Il B. non rimase per molto lontano dal restaurato governo pontificio: nel 1816 veniva fatto giudice di appello. Sono di questi anni numerose memorie pubblicate in opuscoli a stampa e sul Giornale arcadico di Roma. Tra queste conviene ricordare il libello che il B. scrisse in polemica con le tesi sostenute da G. Vicini nel suo Voto consultivo nella questione di simultanea successione di cristiani ed ebrei all'intestata eredità di un loro congiunto (Bologna 1827).
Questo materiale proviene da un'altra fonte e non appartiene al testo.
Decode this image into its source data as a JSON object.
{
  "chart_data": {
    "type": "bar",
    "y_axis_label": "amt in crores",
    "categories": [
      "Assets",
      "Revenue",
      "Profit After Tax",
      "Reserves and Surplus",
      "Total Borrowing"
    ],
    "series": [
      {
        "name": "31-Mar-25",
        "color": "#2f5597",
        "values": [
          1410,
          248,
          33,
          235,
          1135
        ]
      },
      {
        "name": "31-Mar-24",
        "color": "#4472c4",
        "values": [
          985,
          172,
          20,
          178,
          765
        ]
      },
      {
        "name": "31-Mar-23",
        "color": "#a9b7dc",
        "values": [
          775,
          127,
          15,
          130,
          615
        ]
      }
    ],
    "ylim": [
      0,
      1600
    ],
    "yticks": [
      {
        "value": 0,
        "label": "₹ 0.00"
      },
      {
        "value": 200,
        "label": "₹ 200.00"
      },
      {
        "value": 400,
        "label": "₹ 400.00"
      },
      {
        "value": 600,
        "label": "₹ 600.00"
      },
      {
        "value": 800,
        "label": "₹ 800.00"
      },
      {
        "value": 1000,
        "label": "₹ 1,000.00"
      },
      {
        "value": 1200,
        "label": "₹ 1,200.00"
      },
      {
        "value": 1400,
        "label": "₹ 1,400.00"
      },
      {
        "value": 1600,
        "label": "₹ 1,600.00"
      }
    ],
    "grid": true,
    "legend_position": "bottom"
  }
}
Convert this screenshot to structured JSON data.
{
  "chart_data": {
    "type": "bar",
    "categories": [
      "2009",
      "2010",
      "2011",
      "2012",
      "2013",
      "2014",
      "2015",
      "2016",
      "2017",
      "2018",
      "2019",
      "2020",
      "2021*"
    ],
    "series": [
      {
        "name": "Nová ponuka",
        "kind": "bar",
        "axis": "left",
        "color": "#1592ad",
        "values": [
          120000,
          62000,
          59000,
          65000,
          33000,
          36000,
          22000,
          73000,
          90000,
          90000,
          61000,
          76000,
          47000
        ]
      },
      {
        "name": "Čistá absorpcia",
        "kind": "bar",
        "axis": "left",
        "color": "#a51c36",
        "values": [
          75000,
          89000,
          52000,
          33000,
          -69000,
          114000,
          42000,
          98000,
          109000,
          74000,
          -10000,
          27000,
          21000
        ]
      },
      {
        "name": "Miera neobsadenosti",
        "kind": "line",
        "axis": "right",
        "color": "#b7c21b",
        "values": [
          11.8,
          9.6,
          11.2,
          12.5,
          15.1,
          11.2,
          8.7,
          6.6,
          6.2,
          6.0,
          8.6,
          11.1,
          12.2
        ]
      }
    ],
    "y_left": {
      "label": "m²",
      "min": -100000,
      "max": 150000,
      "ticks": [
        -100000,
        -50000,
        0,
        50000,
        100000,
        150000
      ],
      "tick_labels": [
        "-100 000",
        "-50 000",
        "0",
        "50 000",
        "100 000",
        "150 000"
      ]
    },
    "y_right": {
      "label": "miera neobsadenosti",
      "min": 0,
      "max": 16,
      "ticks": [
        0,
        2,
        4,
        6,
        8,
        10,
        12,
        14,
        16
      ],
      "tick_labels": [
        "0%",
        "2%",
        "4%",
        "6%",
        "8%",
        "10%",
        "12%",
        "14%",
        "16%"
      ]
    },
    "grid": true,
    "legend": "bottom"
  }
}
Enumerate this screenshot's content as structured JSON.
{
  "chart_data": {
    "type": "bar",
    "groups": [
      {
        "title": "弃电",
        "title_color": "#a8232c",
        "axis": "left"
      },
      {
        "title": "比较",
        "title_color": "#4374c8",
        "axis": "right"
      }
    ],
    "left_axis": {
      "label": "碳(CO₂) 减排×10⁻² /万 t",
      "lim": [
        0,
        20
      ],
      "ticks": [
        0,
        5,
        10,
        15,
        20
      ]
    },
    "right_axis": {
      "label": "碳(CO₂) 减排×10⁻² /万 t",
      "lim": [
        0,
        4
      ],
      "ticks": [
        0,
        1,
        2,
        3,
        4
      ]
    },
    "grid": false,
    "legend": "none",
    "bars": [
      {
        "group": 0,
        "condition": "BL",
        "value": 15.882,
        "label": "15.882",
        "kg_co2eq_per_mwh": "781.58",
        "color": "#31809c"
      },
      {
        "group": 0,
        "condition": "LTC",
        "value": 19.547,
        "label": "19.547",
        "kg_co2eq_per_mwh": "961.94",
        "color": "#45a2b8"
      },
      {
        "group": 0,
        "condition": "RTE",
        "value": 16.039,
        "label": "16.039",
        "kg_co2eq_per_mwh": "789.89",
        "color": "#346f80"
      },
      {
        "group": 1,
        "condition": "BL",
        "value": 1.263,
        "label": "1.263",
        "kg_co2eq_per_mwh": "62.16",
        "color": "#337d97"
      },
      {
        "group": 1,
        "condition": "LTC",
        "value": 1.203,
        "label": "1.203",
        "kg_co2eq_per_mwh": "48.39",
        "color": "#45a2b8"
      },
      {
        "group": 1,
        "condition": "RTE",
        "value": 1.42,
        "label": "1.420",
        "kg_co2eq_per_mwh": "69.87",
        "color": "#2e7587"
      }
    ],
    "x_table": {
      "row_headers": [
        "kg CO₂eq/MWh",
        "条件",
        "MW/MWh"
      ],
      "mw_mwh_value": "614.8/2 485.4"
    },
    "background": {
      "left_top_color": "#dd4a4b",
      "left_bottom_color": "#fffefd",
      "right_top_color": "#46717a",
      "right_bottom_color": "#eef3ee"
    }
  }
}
Il Vicini sosteneva nella sua opera la piena parità di diritti civili tra ebrei e cristiani sulle orme dei principi sanciti dalla legislazione napoleonica, contro le tesi antisemitiche di R. F. Ferdinando Jabalot (Giornale ecclesiastico di Roma [1825], pp. 98-130),che traevano spunto da una vicenda successoria, apertasi a Bologna. Contro di lui il B. con le sue Osservazioni al voto consultivo dei signor avvocato Giovanni Vicini…,dedicate al cardinal Giuseppe Albani, legato di Bologna, s. l. (ma Pesaro) 1827,riprendeva le tesi dello Jabalot, sulla base di un'analisi della legislazione pontificia, che voleva essere per l'appunto una conferma di queste, ma che per lo scarso rigore della trattazione giuridica, per il continuo e disorganico richiamo a motivi storici e teologici, non si elevava dal piano d'una violenta e retriva requisitoria antisemita.
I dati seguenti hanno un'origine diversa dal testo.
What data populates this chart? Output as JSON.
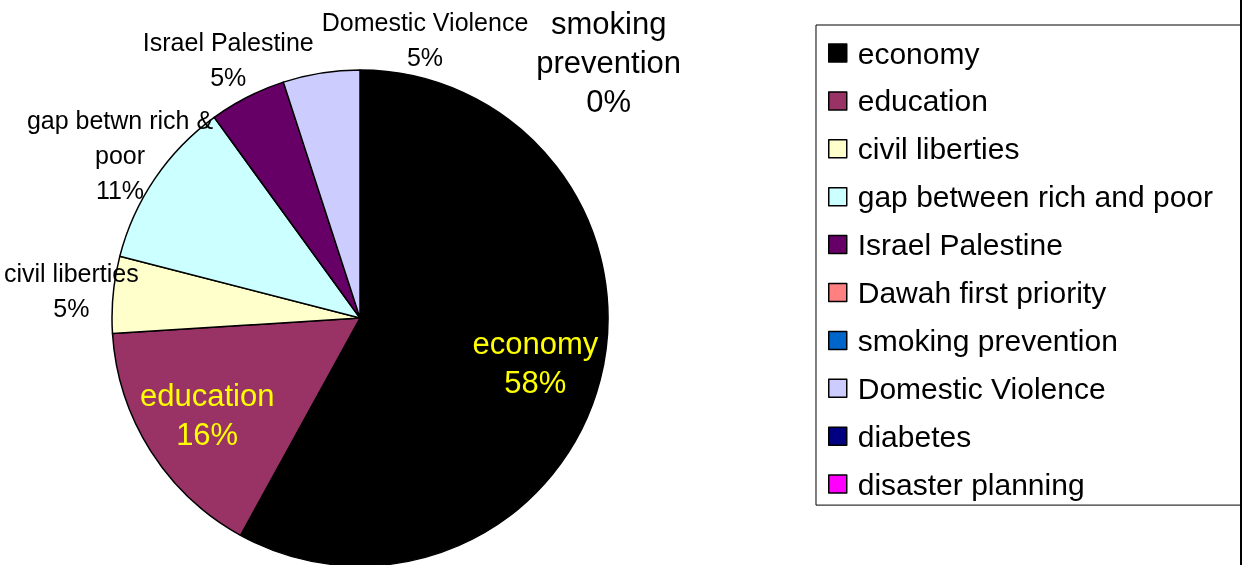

Il B. mori a Bologna il 4 marzo 1828.
Opere: Oltre a quelle che sono state già citate si ricordano le seguenti: Poesie, Bologna 1786; Li veri adoratori adorano in spirito e Verità, ibid. 1793; Di qual modo usar si debba delle acque Porrettane. Canto bernesco, Imola 1820; Disamina degli Elementi di zoologia dei signor abbate Camillo Ranzani, Forlì 1820; Discorso intorno alla prima parte dei secondo tomo di Elementare zoologia del prof. abbate C. Ranzani,Imola 1820; Sonetti di autori bolognesi, pubblicati da U. B. e P. Costa, Bologna 1821; Fra l'illustrissimo consiglio dei partecipanti e il signor L. Borghi, Risposta a favore del detto consiglio, ibid. 1821; Lettera apologetica al signor avv. V. Amici, Pesaro 1823; Osservazioni critiche sull'operetta del prof. F. Orioli intorno l'intendimento del cane e degli altri bruti, Roma 1824 (estr. del Giornale Arcadico, XXI, 2, 1820); Commedie, Bologna 1825; Versi, ibid. 1825.
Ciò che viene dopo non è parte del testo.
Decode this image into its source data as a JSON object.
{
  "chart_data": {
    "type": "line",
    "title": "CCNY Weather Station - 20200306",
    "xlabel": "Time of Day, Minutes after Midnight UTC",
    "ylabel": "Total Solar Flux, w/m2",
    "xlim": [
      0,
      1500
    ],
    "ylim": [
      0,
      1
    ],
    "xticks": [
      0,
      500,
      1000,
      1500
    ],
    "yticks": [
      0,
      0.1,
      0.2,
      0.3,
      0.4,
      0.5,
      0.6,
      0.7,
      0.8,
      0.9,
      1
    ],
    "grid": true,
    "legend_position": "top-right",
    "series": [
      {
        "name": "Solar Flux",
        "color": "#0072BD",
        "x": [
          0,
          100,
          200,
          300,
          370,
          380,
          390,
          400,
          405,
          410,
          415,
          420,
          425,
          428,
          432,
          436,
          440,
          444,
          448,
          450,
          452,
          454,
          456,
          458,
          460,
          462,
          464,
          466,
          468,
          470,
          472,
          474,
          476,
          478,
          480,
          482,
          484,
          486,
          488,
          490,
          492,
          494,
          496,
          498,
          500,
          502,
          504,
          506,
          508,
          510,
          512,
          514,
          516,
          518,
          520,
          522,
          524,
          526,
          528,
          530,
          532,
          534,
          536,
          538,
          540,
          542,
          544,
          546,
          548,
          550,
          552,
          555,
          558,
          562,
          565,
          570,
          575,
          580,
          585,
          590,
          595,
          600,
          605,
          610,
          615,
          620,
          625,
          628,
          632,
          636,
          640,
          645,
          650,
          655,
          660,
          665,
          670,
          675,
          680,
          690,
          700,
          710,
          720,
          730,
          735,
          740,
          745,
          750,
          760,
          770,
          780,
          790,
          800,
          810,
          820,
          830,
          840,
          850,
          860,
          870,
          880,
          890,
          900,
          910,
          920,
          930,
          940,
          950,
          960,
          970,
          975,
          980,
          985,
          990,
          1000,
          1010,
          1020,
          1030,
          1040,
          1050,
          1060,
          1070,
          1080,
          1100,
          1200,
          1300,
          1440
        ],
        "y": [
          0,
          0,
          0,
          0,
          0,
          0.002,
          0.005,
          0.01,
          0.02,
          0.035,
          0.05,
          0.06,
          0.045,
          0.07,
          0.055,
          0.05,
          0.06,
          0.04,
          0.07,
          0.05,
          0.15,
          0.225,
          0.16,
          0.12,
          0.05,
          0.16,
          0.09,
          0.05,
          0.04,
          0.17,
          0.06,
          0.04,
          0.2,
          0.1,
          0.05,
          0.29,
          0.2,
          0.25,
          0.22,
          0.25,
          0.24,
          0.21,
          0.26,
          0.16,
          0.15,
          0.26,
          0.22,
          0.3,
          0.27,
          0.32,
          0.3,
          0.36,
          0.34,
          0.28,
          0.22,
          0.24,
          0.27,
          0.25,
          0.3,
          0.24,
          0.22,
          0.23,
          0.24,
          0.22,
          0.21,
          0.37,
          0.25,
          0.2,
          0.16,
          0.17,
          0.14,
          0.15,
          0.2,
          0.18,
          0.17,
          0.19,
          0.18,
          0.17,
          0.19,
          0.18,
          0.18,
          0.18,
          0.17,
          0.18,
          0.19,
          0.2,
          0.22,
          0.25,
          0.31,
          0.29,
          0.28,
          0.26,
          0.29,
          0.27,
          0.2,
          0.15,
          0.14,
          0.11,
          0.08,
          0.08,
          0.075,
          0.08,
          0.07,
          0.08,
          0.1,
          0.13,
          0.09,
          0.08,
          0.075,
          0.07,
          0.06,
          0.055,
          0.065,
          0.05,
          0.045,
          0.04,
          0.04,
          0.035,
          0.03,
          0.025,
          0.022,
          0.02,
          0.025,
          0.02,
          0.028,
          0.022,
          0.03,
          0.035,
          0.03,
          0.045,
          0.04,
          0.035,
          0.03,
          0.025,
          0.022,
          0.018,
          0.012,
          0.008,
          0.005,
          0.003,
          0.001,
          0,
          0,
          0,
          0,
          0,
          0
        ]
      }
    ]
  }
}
Bibl.: G.Salvainoli Marchetti, necrologio, in Giornale Arcadico di sc. lett., ed arti, XXXVIII(1828), pp. 392-395; E. De Tipaldo, Biografia degli italiani illustri, I, Venezia 1834, pp. 40 s.; C. Pepoli, Ricordanze biografiche…, I, Bologna 1881, pp. 1-88; C. Tivaroni, L'Italia durante il dominio francese (1789-1815), I, Torino-Roma 1899, p. 371; Id., L'Italia durante il dominio austriaco (1815-1849), II, Torino-Roma 1892, p. 113; G. Vicini, G. Vicini giuriconsulto e legislatore…, Bologna 1897, pp. 191-93; A. Sorbelli, Opuscoli, stampe alla macchia e fogli volanti…, Firenze 1927, pp. XXIX s.; G. Vincenti Mareri, Un diplomatico del secolo decimottavo…, Milano 1931, pp. 228, 316, 320, 325, 332 e n. 1, 335, 392; L. Simeoni, Storia dell'univ. di Bologna, II, Bologna 1940, pp. 130, 146; D. Lanciotti, Il gov. delle provincie unite ital., Roma 1941, p. 110; L. Pásztor-P. Pirri, L'Arch. dei governi provvisori di Bologna e delle Prov. unite del 1831, Città del Vaticano 1956, p. 526; A. Berselli, Movimenti politici a Bologna dal 1815 al 1853, in Boll. del Museo del Risorg., Convegno di Studi sul Risorgimento, Roma 1961, pp. 216 s.; A. Sorbelli-G. Mazzatinti, Inventari dei manoscritti delle bibl. ital., XLIII, p. 48.